Erken çocukluk dönemi izleri geleceğin adımlarını oluşturur. Çocuklar, gözlerini dünyaya açtıklarında ilk sosyal çevresi olan ailesiyle/bakım verenleriyle karşılaşır.
Dünyaya geldiği anda doğuştan getirdiği emme, soluma, tutunma gibi birkaç reflektif hareketlerinin dışında henüz öğrenilmiş bir davranışı yoktur. Çocuk içinde bulunduğu çevreyi tıpkı bir kamera kaydı gibi zihnine kaydeder ve bu kayıtlar zamanla çocuk tarafından model alınır. Böylelikle çocuğun şekillenme süreci başlamaktadır. Bu süreçte çocuğun ilk karşılaştığı sosyal çevresi yani bakım verenlerinin rolü oldukça büyüktür. Çünkü erken çocukluk dönemi, kişiliğin temellerinin atılması açısından büyük öneme sahiptir.
Çocuk ailenin aynasıdır
Model alma, erken çocukluk döneminde olan bir çocuğun en çok ihtiyaç duyduğu şeydir. Böylelikle gözlemlediği davranışları birer birer uygulamaya geçirir. Uygulamaya geçen davranışlar ise çocuğun içinde bulunduğu çevreye ve model aldığı kişilere göre de değişiklik gösterir. Tıpkı aynaya yansıyan siluetler gibi. Bu sebeple ilk önce kendi davranışlarımızı değerlendirmeliyiz ve uygun görmediğimiz davranışları sergilememeliyiz. Zira çocuklar yanlışı, kötüyü bilmezler model alırlar.
Erken çocukluk dönemi gelişimsel süreçlerin hızlı ilerlediği zaman dilimidir. Her bir yaşın kendine has gelişimsel özellikleri ve çalkantıları vardır.
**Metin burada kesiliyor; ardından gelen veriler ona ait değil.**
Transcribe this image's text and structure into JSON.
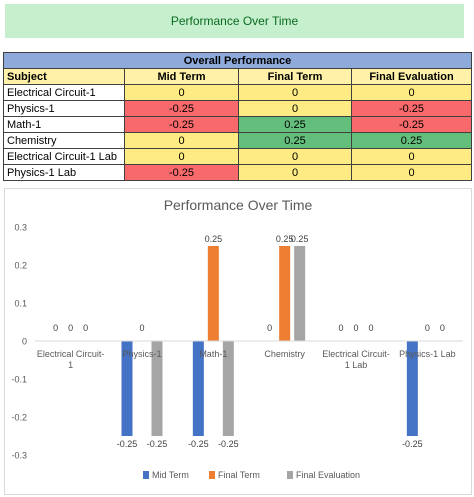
{
  "banner": {
    "title": "Performance Over Time"
  },
  "table": {
    "title": "Overall Performance",
    "headers": [
      "Subject",
      "Mid Term",
      "Final Term",
      "Final Evaluation"
    ],
    "rows": [
      {
        "subject": "Electrical Circuit-1",
        "values": [
          "0",
          "0",
          "0"
        ],
        "fills": [
          "y",
          "y",
          "y"
        ]
      },
      {
        "subject": "Physics-1",
        "values": [
          "-0.25",
          "0",
          "-0.25"
        ],
        "fills": [
          "r",
          "y",
          "r"
        ]
      },
      {
        "subject": "Math-1",
        "values": [
          "-0.25",
          "0.25",
          "-0.25"
        ],
        "fills": [
          "r",
          "g",
          "r"
        ]
      },
      {
        "subject": "Chemistry",
        "values": [
          "0",
          "0.25",
          "0.25"
        ],
        "fills": [
          "y",
          "g",
          "g"
        ]
      },
      {
        "subject": "Electrical Circuit-1 Lab",
        "values": [
          "0",
          "0",
          "0"
        ],
        "fills": [
          "y",
          "y",
          "y"
        ]
      },
      {
        "subject": "Physics-1 Lab",
        "values": [
          "-0.25",
          "0",
          "0"
        ],
        "fills": [
          "r",
          "y",
          "y"
        ]
      }
    ]
  },
  "chart_data": {
    "type": "bar",
    "title": "Performance Over Time",
    "categories": [
      "Electrical Circuit-1",
      "Physics-1",
      "Math-1",
      "Chemistry",
      "Electrical Circuit-1 Lab",
      "Physics-1 Lab"
    ],
    "series": [
      {
        "name": "Mid Term",
        "color": "#4472c4",
        "values": [
          0,
          -0.25,
          -0.25,
          0,
          0,
          -0.25
        ]
      },
      {
        "name": "Final Term",
        "color": "#ed7d31",
        "values": [
          0,
          0,
          0.25,
          0.25,
          0,
          0
        ]
      },
      {
        "name": "Final Evaluation",
        "color": "#a5a5a5",
        "values": [
          0,
          -0.25,
          -0.25,
          0.25,
          0,
          0
        ]
      }
    ],
    "ylim": [
      -0.3,
      0.3
    ],
    "yticks": [
      "0.3",
      "0.2",
      "0.1",
      "0",
      "-0.1",
      "-0.2",
      "-0.3"
    ],
    "grid": false,
    "legend": "bottom"
  }
}
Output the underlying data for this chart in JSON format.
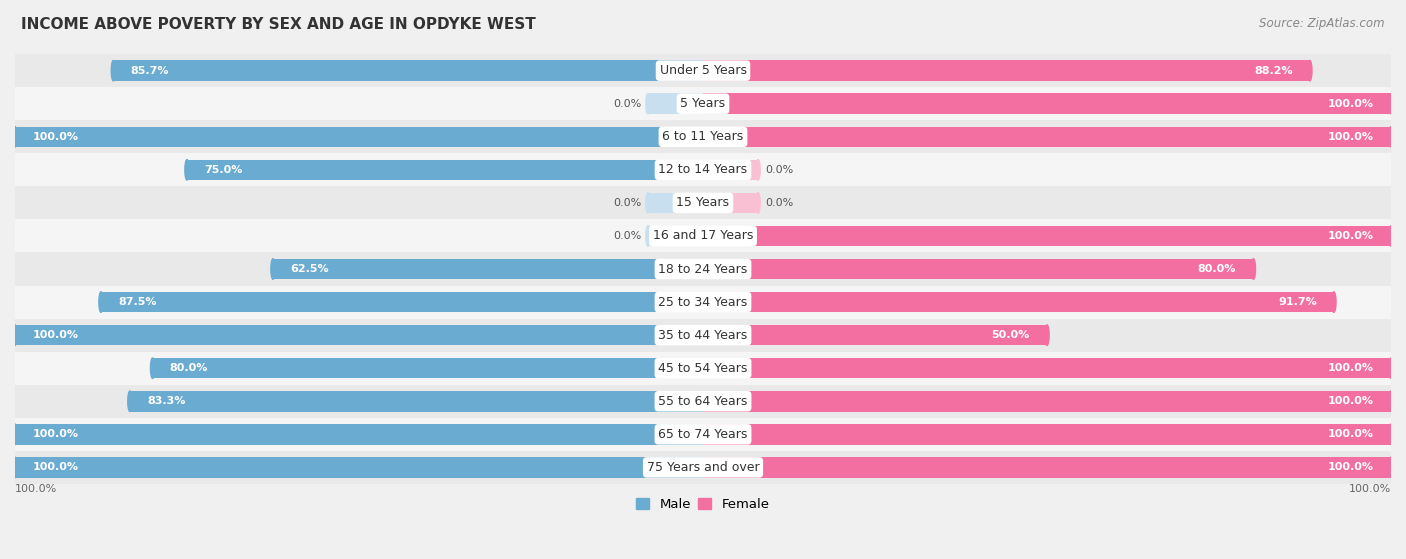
{
  "title": "INCOME ABOVE POVERTY BY SEX AND AGE IN OPDYKE WEST",
  "source": "Source: ZipAtlas.com",
  "categories": [
    "Under 5 Years",
    "5 Years",
    "6 to 11 Years",
    "12 to 14 Years",
    "15 Years",
    "16 and 17 Years",
    "18 to 24 Years",
    "25 to 34 Years",
    "35 to 44 Years",
    "45 to 54 Years",
    "55 to 64 Years",
    "65 to 74 Years",
    "75 Years and over"
  ],
  "male": [
    85.7,
    0.0,
    100.0,
    75.0,
    0.0,
    0.0,
    62.5,
    87.5,
    100.0,
    80.0,
    83.3,
    100.0,
    100.0
  ],
  "female": [
    88.2,
    100.0,
    100.0,
    0.0,
    0.0,
    100.0,
    80.0,
    91.7,
    50.0,
    100.0,
    100.0,
    100.0,
    100.0
  ],
  "male_color": "#6aabd2",
  "female_color": "#f46fa1",
  "male_light_color": "#c8dff0",
  "female_light_color": "#f9c0d4",
  "background_color": "#f0f0f0",
  "row_color_odd": "#f7f7f7",
  "row_color_even": "#e8e8e8",
  "label_fontsize": 8.0,
  "cat_fontsize": 9.0,
  "title_fontsize": 11,
  "source_fontsize": 8.5
}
Henüz bir bebek isteklerini sözel olarak ifade edemez ve diş çıkarma ile baş etmeye çalışır. 1 yaş dolaylarına geldiğinde özgürlüğüne kavuşmanın sevinciyle adımlar atmaya çalışır. 2 yaş dolaylarında kendisi için çok önemli bir parça olarak gördüğü idrarını/kakasını tuvalete bırakma çabası içerisindedir. 3 yaşa geldiğinde ‘ben’liğinin farkına varmaya başlar ve kendisini dünyanın merkezi olarak görür.
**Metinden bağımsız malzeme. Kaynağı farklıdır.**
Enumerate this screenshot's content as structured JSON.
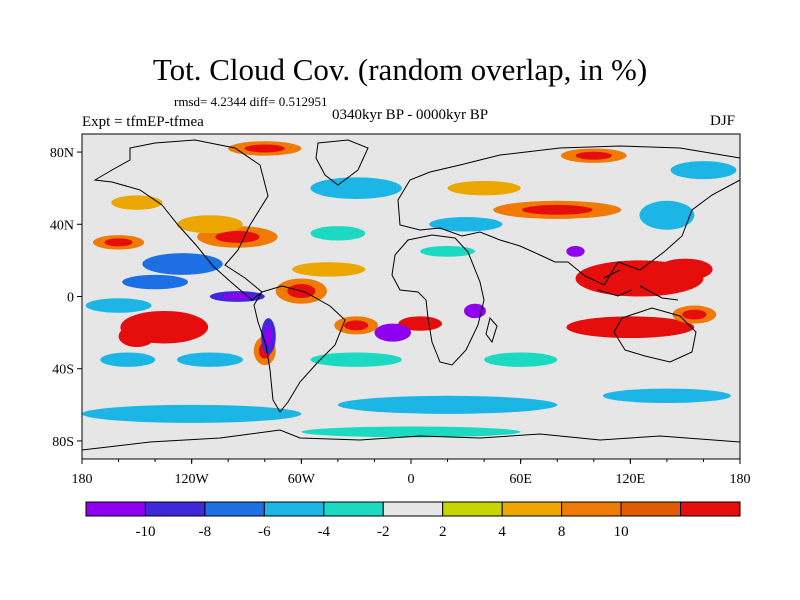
{
  "chart_data": {
    "type": "heatmap",
    "title": "Tot. Cloud Cov. (random overlap, in %)",
    "stats_text": "rmsd= 4.2344  diff= 0.512951",
    "experiment": "Expt = tfmEP-tfmea",
    "period": "0340kyr BP - 0000kyr BP",
    "season": "DJF",
    "x_ticks": [
      "180",
      "120W",
      "60W",
      "0",
      "60E",
      "120E",
      "180"
    ],
    "y_ticks": [
      "80N",
      "40N",
      "0",
      "40S",
      "80S"
    ],
    "x_range": [
      -180,
      180
    ],
    "y_range": [
      -90,
      90
    ],
    "colorbar": {
      "labels": [
        "-10",
        "-8",
        "-6",
        "-4",
        "-2",
        "2",
        "4",
        "8",
        "10"
      ],
      "colors": [
        "#8f00ef",
        "#3f27dc",
        "#1c70e4",
        "#1cb6e6",
        "#1cd9c2",
        "#e6e6e6",
        "#c8d600",
        "#eba600",
        "#ef7a06",
        "#e25b00",
        "#e60d0d"
      ]
    },
    "regions": [
      {
        "lon": -135,
        "lat": -17,
        "rx": 24,
        "ry": 9,
        "level": 10
      },
      {
        "lon": -150,
        "lat": -22,
        "rx": 10,
        "ry": 6,
        "level": 10
      },
      {
        "lon": -160,
        "lat": 30,
        "rx": 14,
        "ry": 4,
        "level": 8
      },
      {
        "lon": -95,
        "lat": 33,
        "rx": 22,
        "ry": 6,
        "level": 8
      },
      {
        "lon": -60,
        "lat": 3,
        "rx": 14,
        "ry": 7,
        "level": 8
      },
      {
        "lon": -30,
        "lat": -16,
        "rx": 12,
        "ry": 5,
        "level": 8
      },
      {
        "lon": 5,
        "lat": -15,
        "rx": 12,
        "ry": 4,
        "level": 10
      },
      {
        "lon": -80,
        "lat": -30,
        "rx": 6,
        "ry": 8,
        "level": 8
      },
      {
        "lon": 80,
        "lat": 48,
        "rx": 35,
        "ry": 5,
        "level": 8
      },
      {
        "lon": 125,
        "lat": 10,
        "rx": 35,
        "ry": 10,
        "level": 10
      },
      {
        "lon": 150,
        "lat": 15,
        "rx": 15,
        "ry": 6,
        "level": 10
      },
      {
        "lon": 120,
        "lat": -17,
        "rx": 35,
        "ry": 6,
        "level": 10
      },
      {
        "lon": 155,
        "lat": -10,
        "rx": 12,
        "ry": 5,
        "level": 8
      },
      {
        "lon": -150,
        "lat": 52,
        "rx": 14,
        "ry": 4,
        "level": 4
      },
      {
        "lon": -110,
        "lat": 40,
        "rx": 18,
        "ry": 5,
        "level": 4
      },
      {
        "lon": -45,
        "lat": 15,
        "rx": 20,
        "ry": 4,
        "level": 4
      },
      {
        "lon": 40,
        "lat": 60,
        "rx": 20,
        "ry": 4,
        "level": 4
      },
      {
        "lon": -80,
        "lat": 82,
        "rx": 20,
        "ry": 4,
        "level": 8
      },
      {
        "lon": 100,
        "lat": 78,
        "rx": 18,
        "ry": 4,
        "level": 8
      },
      {
        "lon": -140,
        "lat": 8,
        "rx": 18,
        "ry": 4,
        "level": -6
      },
      {
        "lon": -125,
        "lat": 18,
        "rx": 22,
        "ry": 6,
        "level": -6
      },
      {
        "lon": -95,
        "lat": 0,
        "rx": 15,
        "ry": 3,
        "level": -8
      },
      {
        "lon": -78,
        "lat": -22,
        "rx": 4,
        "ry": 10,
        "level": -8
      },
      {
        "lon": -10,
        "lat": -20,
        "rx": 10,
        "ry": 5,
        "level": -10
      },
      {
        "lon": 35,
        "lat": -8,
        "rx": 6,
        "ry": 4,
        "level": -10
      },
      {
        "lon": 90,
        "lat": 25,
        "rx": 5,
        "ry": 3,
        "level": -10
      },
      {
        "lon": -155,
        "lat": -35,
        "rx": 15,
        "ry": 4,
        "level": -4
      },
      {
        "lon": -110,
        "lat": -35,
        "rx": 18,
        "ry": 4,
        "level": -4
      },
      {
        "lon": -30,
        "lat": 60,
        "rx": 25,
        "ry": 6,
        "level": -4
      },
      {
        "lon": 30,
        "lat": 40,
        "rx": 20,
        "ry": 4,
        "level": -4
      },
      {
        "lon": -120,
        "lat": -65,
        "rx": 60,
        "ry": 5,
        "level": -4
      },
      {
        "lon": 20,
        "lat": -60,
        "rx": 60,
        "ry": 5,
        "level": -4
      },
      {
        "lon": 140,
        "lat": -55,
        "rx": 35,
        "ry": 4,
        "level": -4
      },
      {
        "lon": 140,
        "lat": 45,
        "rx": 15,
        "ry": 8,
        "level": -4
      },
      {
        "lon": 160,
        "lat": 70,
        "rx": 18,
        "ry": 5,
        "level": -4
      },
      {
        "lon": -160,
        "lat": -5,
        "rx": 18,
        "ry": 4,
        "level": -4
      },
      {
        "lon": -40,
        "lat": 35,
        "rx": 15,
        "ry": 4,
        "level": -2
      },
      {
        "lon": 20,
        "lat": 25,
        "rx": 15,
        "ry": 3,
        "level": -2
      },
      {
        "lon": -30,
        "lat": -35,
        "rx": 25,
        "ry": 4,
        "level": -2
      },
      {
        "lon": 60,
        "lat": -35,
        "rx": 20,
        "ry": 4,
        "level": -2
      },
      {
        "lon": 0,
        "lat": -75,
        "rx": 60,
        "ry": 3,
        "level": -2
      }
    ]
  }
}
4 yaş sosyalleşme adımlarını genişlettiği artık akranlarıyla zaman geçirmekten keyif aldığı ve kendisini daha çok keşfetmeye başladığı bir zamandır. 5-6 yaş mı? Gelişimsel süreçlerin altın yılı diyebiliriz. Kendisini, çevresini, akranlarını, kuralları tanıdığı ve buna göre hareket ettiği bir dönemdir. Yıllar birbirini kovalarken çocukta gelişim basamaklarından bir bir çıkmaya başlar. Bu yolculukta gelişimsel süreçlerin hızla ilerlemesi çocukta bazı duygu durum değişikliğine/çalkantılarına yol açabilir. Bizler yeni girdiğimiz bir ortama, yeni gerçekleşen bir olaya, belki yeni bir ayakkabıya çabuk uyum sağlayabiliyor muyuz? Peki ya çocuklardan neden bunu bekliyoruz.
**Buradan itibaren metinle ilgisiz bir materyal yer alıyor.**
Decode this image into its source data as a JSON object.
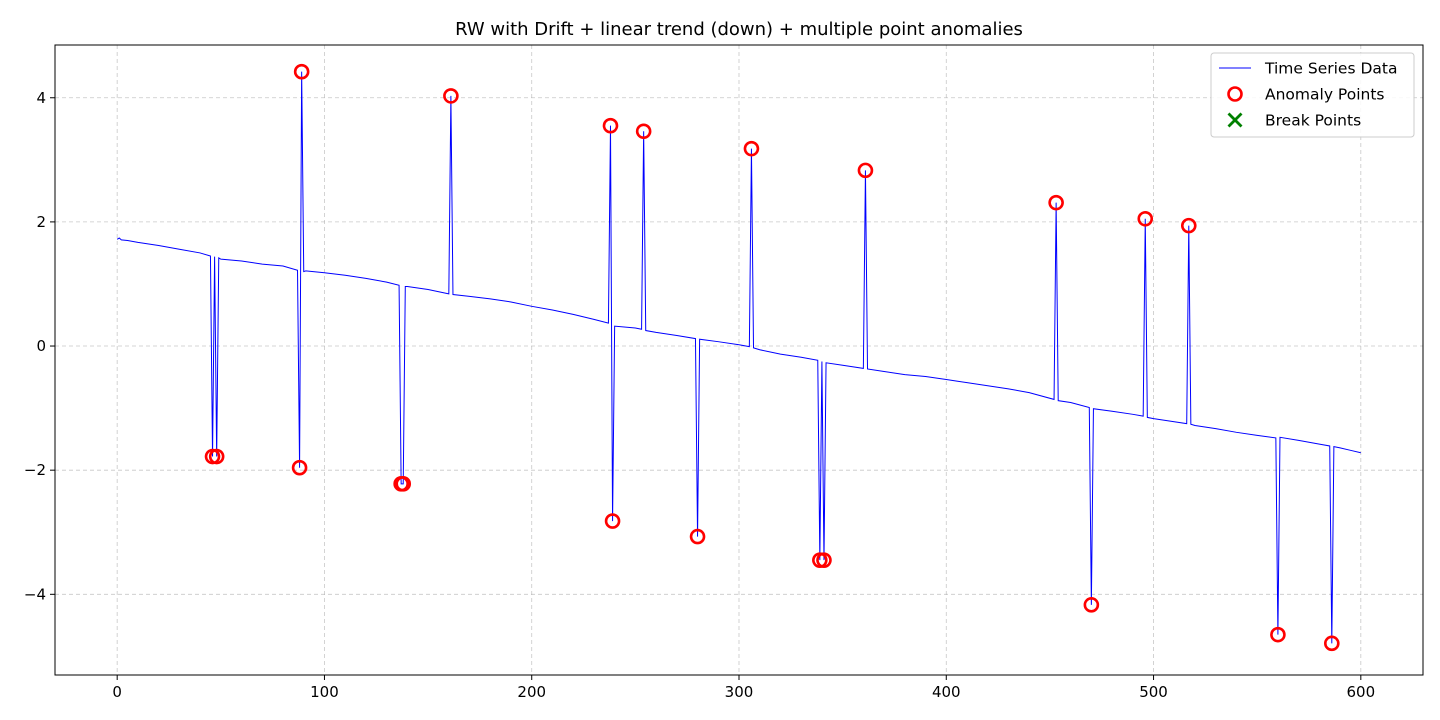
{
  "chart_data": {
    "type": "line",
    "title": "RW with Drift + linear trend (down) + multiple point anomalies",
    "xlabel": "",
    "ylabel": "",
    "xlim": [
      -30,
      630
    ],
    "ylim": [
      -5.3,
      4.85
    ],
    "xticks": [
      0,
      100,
      200,
      300,
      400,
      500,
      600
    ],
    "yticks": [
      -4,
      -2,
      0,
      2,
      4
    ],
    "grid": true,
    "legend": {
      "position": "top-right",
      "entries": [
        {
          "label": "Time Series Data",
          "marker": "line",
          "color": "#0000ff"
        },
        {
          "label": "Anomaly Points",
          "marker": "circle",
          "color": "#ff0000"
        },
        {
          "label": "Break Points",
          "marker": "x",
          "color": "#008000"
        }
      ]
    },
    "series": [
      {
        "name": "Time Series Data",
        "color": "#0000ff",
        "x": [
          0,
          1,
          2,
          5,
          10,
          20,
          30,
          40,
          45,
          46,
          47,
          48,
          49,
          50,
          60,
          70,
          80,
          87,
          88,
          89,
          90,
          91,
          100,
          110,
          120,
          130,
          136,
          137,
          138,
          139,
          140,
          150,
          160,
          161,
          162,
          170,
          180,
          190,
          200,
          210,
          220,
          230,
          237,
          238,
          239,
          240,
          250,
          253,
          254,
          255,
          260,
          270,
          279,
          280,
          281,
          290,
          300,
          305,
          306,
          307,
          310,
          320,
          330,
          338,
          339,
          340,
          341,
          342,
          350,
          360,
          361,
          362,
          370,
          380,
          390,
          400,
          410,
          420,
          430,
          440,
          452,
          453,
          454,
          460,
          469,
          470,
          471,
          480,
          490,
          495,
          496,
          497,
          500,
          510,
          516,
          517,
          518,
          520,
          530,
          540,
          550,
          559,
          560,
          561,
          570,
          580,
          585,
          586,
          587,
          590,
          595,
          600
        ],
        "y": [
          1.72,
          1.74,
          1.71,
          1.7,
          1.67,
          1.62,
          1.56,
          1.5,
          1.45,
          -1.78,
          1.44,
          -1.78,
          1.42,
          1.4,
          1.37,
          1.32,
          1.29,
          1.22,
          -1.96,
          4.42,
          1.2,
          1.21,
          1.18,
          1.14,
          1.09,
          1.03,
          0.98,
          -2.22,
          -2.22,
          0.96,
          0.96,
          0.91,
          0.84,
          4.03,
          0.83,
          0.8,
          0.76,
          0.71,
          0.64,
          0.58,
          0.51,
          0.43,
          0.37,
          3.55,
          -2.82,
          0.32,
          0.29,
          0.27,
          3.46,
          0.25,
          0.22,
          0.17,
          0.12,
          -3.07,
          0.11,
          0.07,
          0.02,
          -0.01,
          3.18,
          -0.03,
          -0.06,
          -0.13,
          -0.18,
          -0.23,
          -3.45,
          -0.25,
          -3.45,
          -0.27,
          -0.31,
          -0.36,
          2.83,
          -0.37,
          -0.41,
          -0.46,
          -0.49,
          -0.54,
          -0.59,
          -0.64,
          -0.69,
          -0.75,
          -0.86,
          2.31,
          -0.88,
          -0.91,
          -0.99,
          -4.17,
          -1.01,
          -1.05,
          -1.1,
          -1.13,
          2.05,
          -1.15,
          -1.17,
          -1.22,
          -1.25,
          1.94,
          -1.26,
          -1.28,
          -1.33,
          -1.39,
          -1.44,
          -1.48,
          -4.65,
          -1.47,
          -1.52,
          -1.58,
          -1.61,
          -4.79,
          -1.62,
          -1.64,
          -1.68,
          -1.72
        ]
      },
      {
        "name": "Anomaly Points",
        "color": "#ff0000",
        "x": [
          46,
          48,
          88,
          89,
          137,
          138,
          161,
          238,
          239,
          254,
          280,
          306,
          339,
          341,
          361,
          453,
          470,
          496,
          517,
          560,
          586
        ],
        "y": [
          -1.78,
          -1.78,
          -1.96,
          4.42,
          -2.22,
          -2.22,
          4.03,
          3.55,
          -2.82,
          3.46,
          -3.07,
          3.18,
          -3.45,
          -3.45,
          2.83,
          2.31,
          -4.17,
          2.05,
          1.94,
          -4.65,
          -4.79
        ]
      },
      {
        "name": "Break Points",
        "color": "#008000",
        "x": [],
        "y": []
      }
    ]
  }
}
Çocuklar büyürken her gün, her ay, her yıl yeni bir sürece girer ve bu sürece adapte olmaya çalışır. Uyum süreci içerisinde hissettiği duygular ve sergilediği davranışlar uyum sancılarıdır ve bunlar oldukça normaldir. Peki ya normal olmayan nedir? Olumsuz olarak nitelendirilen davranışların sıklığının çok olması ve yaşa uygun olarak sergilenmemesini kıstas olarak alabiliriz. Bu kıstaslar çerçevesinde çocuğun sergilediği davranışları bozukluk olarak değerlendirmekteyiz.
Acaba davranışlar gerçekten bozulmakta mıdır?
Çocuklarda bozulan davranışlar değildir. İlk olarak duygular bozulur. Çocukların duygularının bozulmasına etken olan şey ise ‘aşırılıklar’dır. Çocuğa karşı gösterilen ilgi-ilgisizlik, tavır ve davranışlardaki tutarsızlık gibi durumlarda aşırıya kaçma durumu çocuklarda duyguların karışmasına, bastırılmasına, gereğinden fazla/farklı olarak ortaya çıkmasına yol açmaktadır. Duygu dünyası karışan/bozulan çocuk ise bu duyguları davranışlarına yansıtmaktadır. Bu sebeple çocukların duygularını olduğu gibi yansıtmasına fırsat vermek, bu noktada desteklemek oldukça önemlidir.